In a structural imaging study, Takahashi et al. examined the gyrification pattern of Heschl's gyrus (HG) in at-risk mental state (ARMS) individuals, schizophrenia patients and a group of healthy controls and further assessed differences in clinical variables of participants grouped according to their gyrification patterns. They found that (a) the prevalence of duplicated HG patterns bilaterally was higher in the ARMS and schizophrenia groups and (b) the left common stem duplication pattern was associated with verbal fluency, mainly in the schizophrenia group, and with general psychopathology in the ARMS group (Takahashi et al.). These findings provide further evidence in the literature reporting altered structural brain patterns as vulnerability indicators to schizophrenia.

Behavioral Markers/Endophenotypes

Peng et al. assessed the relationship between clinical characteristics and cognitive deficits in first-episode drug-naïve schizophrenia patients. They detected a higher prevalence of cognitive deficits among the patients compared to the general population. Moreover, they identified a negative correlation of negative symptoms with cognitive functioning as well as of general pathology with attention/vigilance. No correlation was found between cognitive deficits and positive symptoms (Peng et al.). These findings corroborate the idea of utilizing certain types of clinical symptoms as predictors of cognitive deficits in schizophrenia patients. Karamaouna et al. carried out a follow-up study involving assessments of schizotypal traits and cognition at two time points (baseline and 4 years after the baseline assessment). They reported (a) differential stability of cognitive functions and schizotypal traits over time depending on the dimension of schizotypy, (b) that negative and disorganized baseline schizotypal traits are associated with a different pattern of cognitive functioning after 4 years of the initial assessment, and (c) that a set of cognitive functions are stably impaired in high negative schizotypal individuals while another set might be more state-dependent (Karamaouna et al.). Their findings are significant contributors in the formulation of targeted early-intervention strategies for high-risk populations.

In a related subject, Athanasopoulos et al. reviewed studies involving the use of oculomotor function indices as diagnostic, susceptibility, predictive, monitoring, and prognostic biomarkers for schizophrenia.
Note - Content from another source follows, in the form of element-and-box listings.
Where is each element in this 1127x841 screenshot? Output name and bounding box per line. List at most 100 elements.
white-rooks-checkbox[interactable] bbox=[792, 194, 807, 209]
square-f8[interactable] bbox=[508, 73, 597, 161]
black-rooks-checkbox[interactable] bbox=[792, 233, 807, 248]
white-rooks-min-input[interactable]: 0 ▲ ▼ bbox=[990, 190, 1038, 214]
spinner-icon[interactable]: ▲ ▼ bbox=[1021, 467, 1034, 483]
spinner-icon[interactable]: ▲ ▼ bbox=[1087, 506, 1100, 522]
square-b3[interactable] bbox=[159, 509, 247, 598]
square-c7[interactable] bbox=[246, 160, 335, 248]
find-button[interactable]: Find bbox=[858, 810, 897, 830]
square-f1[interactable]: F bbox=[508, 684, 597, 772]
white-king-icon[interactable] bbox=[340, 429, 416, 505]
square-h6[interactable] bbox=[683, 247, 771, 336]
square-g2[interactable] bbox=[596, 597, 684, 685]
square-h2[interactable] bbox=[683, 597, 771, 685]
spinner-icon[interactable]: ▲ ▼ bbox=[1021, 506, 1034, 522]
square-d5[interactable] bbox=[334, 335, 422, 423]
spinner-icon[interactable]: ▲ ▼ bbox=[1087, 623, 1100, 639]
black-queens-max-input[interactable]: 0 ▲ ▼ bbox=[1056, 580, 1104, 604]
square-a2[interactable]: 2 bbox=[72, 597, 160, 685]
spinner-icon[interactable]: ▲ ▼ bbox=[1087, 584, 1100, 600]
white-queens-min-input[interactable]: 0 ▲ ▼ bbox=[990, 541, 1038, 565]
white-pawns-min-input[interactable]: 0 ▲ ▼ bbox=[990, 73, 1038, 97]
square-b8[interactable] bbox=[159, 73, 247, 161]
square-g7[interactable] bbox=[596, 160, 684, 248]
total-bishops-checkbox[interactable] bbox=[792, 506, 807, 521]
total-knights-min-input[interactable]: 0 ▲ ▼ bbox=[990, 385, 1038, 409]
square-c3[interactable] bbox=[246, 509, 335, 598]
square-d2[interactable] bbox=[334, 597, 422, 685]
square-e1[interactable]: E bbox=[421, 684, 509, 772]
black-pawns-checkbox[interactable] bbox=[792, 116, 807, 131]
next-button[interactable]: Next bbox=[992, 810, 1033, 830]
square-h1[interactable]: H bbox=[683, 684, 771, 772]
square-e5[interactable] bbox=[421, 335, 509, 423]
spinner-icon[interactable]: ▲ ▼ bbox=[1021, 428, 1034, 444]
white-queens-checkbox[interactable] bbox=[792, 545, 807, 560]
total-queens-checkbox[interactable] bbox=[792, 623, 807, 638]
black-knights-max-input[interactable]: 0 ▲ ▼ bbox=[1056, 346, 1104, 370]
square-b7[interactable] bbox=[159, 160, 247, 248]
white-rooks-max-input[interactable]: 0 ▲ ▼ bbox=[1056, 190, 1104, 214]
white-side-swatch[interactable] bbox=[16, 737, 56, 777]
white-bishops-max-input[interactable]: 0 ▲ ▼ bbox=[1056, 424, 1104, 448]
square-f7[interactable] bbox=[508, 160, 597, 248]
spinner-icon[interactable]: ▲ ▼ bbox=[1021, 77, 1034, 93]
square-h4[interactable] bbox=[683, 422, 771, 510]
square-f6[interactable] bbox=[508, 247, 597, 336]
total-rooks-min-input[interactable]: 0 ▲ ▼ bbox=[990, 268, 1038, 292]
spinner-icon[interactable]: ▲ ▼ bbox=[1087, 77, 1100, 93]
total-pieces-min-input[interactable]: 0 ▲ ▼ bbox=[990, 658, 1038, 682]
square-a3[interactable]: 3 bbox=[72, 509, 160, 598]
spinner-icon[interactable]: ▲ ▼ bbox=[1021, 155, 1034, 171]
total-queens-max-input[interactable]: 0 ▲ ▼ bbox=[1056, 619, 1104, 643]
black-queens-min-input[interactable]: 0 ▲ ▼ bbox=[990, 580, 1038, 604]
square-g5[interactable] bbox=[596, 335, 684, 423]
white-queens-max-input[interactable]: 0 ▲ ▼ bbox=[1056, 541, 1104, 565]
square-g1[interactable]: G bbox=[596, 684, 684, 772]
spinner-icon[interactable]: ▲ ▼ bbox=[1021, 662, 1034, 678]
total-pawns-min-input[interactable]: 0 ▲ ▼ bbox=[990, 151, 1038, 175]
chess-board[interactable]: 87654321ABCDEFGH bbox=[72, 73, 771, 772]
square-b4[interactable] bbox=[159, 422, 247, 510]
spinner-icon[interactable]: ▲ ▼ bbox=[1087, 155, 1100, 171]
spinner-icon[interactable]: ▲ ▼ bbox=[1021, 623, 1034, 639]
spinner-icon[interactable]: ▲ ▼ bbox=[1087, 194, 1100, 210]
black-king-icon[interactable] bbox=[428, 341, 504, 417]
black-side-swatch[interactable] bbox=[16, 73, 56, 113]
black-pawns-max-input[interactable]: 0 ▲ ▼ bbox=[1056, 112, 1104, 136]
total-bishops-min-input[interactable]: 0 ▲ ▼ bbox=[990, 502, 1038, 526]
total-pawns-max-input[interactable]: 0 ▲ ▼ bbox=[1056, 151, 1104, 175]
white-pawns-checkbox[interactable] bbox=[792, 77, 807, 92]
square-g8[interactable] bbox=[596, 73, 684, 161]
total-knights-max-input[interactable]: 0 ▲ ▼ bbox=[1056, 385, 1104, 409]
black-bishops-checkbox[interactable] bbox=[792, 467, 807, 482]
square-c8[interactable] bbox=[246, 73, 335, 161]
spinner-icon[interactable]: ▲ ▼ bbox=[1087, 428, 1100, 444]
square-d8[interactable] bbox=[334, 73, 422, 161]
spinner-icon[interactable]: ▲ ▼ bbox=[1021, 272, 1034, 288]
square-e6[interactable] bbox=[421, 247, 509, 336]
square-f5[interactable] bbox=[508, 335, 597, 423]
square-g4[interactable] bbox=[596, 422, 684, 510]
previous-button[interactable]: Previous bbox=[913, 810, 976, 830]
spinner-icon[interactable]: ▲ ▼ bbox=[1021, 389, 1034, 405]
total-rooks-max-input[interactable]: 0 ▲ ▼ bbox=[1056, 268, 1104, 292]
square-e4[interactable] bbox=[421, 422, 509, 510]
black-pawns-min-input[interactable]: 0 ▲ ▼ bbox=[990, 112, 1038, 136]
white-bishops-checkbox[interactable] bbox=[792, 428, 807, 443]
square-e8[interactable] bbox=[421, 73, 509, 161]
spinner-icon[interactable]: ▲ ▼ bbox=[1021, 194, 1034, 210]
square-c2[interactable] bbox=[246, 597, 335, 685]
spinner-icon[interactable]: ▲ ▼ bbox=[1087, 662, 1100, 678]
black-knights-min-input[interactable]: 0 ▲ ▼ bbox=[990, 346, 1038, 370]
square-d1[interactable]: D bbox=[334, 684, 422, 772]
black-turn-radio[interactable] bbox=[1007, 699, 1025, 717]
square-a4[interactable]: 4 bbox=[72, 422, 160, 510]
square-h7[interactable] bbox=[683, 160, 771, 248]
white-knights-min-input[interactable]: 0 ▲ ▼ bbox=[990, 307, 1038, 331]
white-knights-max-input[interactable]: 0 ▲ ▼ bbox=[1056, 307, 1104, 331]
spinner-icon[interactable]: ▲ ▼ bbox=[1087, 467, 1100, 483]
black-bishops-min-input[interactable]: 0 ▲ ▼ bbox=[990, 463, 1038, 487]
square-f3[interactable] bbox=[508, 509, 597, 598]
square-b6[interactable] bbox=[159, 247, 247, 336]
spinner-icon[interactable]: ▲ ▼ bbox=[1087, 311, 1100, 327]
After a thorough revision of the literature, they concluded that the existing literature cannot sufficiently support the use of oculomotor function as a diagnostic biomarker but they propose that oculomotor function can be used as a monitoring biomarker, especially as new therapies for cognitive symptoms become available (Athanasopoulos et al.).

Animal Studies

Animal studies are also critical for understanding the neuronal mechanisms involved in the emergence of schizophrenia. Understanding adaptations in synaptic transmission players, such as the NMDA receptor, at different developmental time points will further enable the delineation of the mechanisms involved in the manifestation of different symptoms. In this topic, Plataki et al. showed that NMDA receptor hypofunction at distinct early life postnatal periods can differentially affect the function of the prefrontal cortex and the hippocampus. Specifically, the function of the hippocampus is altered only when NMDA receptor hypofunction occurs after the first postnatal week in the mouse, while prefrontal cortical function is affected when NMDA receptors are blocked in the second half of the second postnatal week (Plataki et al.).

Conclusion

The articles in this topic highlight the complexity in understanding the full spectrum of schizophrenia-related symptoms and adaptations. The human studies further validate the idea that cognitive impairment is a core feature of schizophrenia and related disorders while the animal study in this topic reveals the significant role of early postnatal development in the disruption of cognitive function.

Author Contributions

SG, KS, and AS wrote the editorial. All authors contributed to the article and approved the submitted version.

Conflict of Interest

The authors declare that the research was conducted in the absence of any commercial or financial relationships that could be construed as a potential conflict of interest.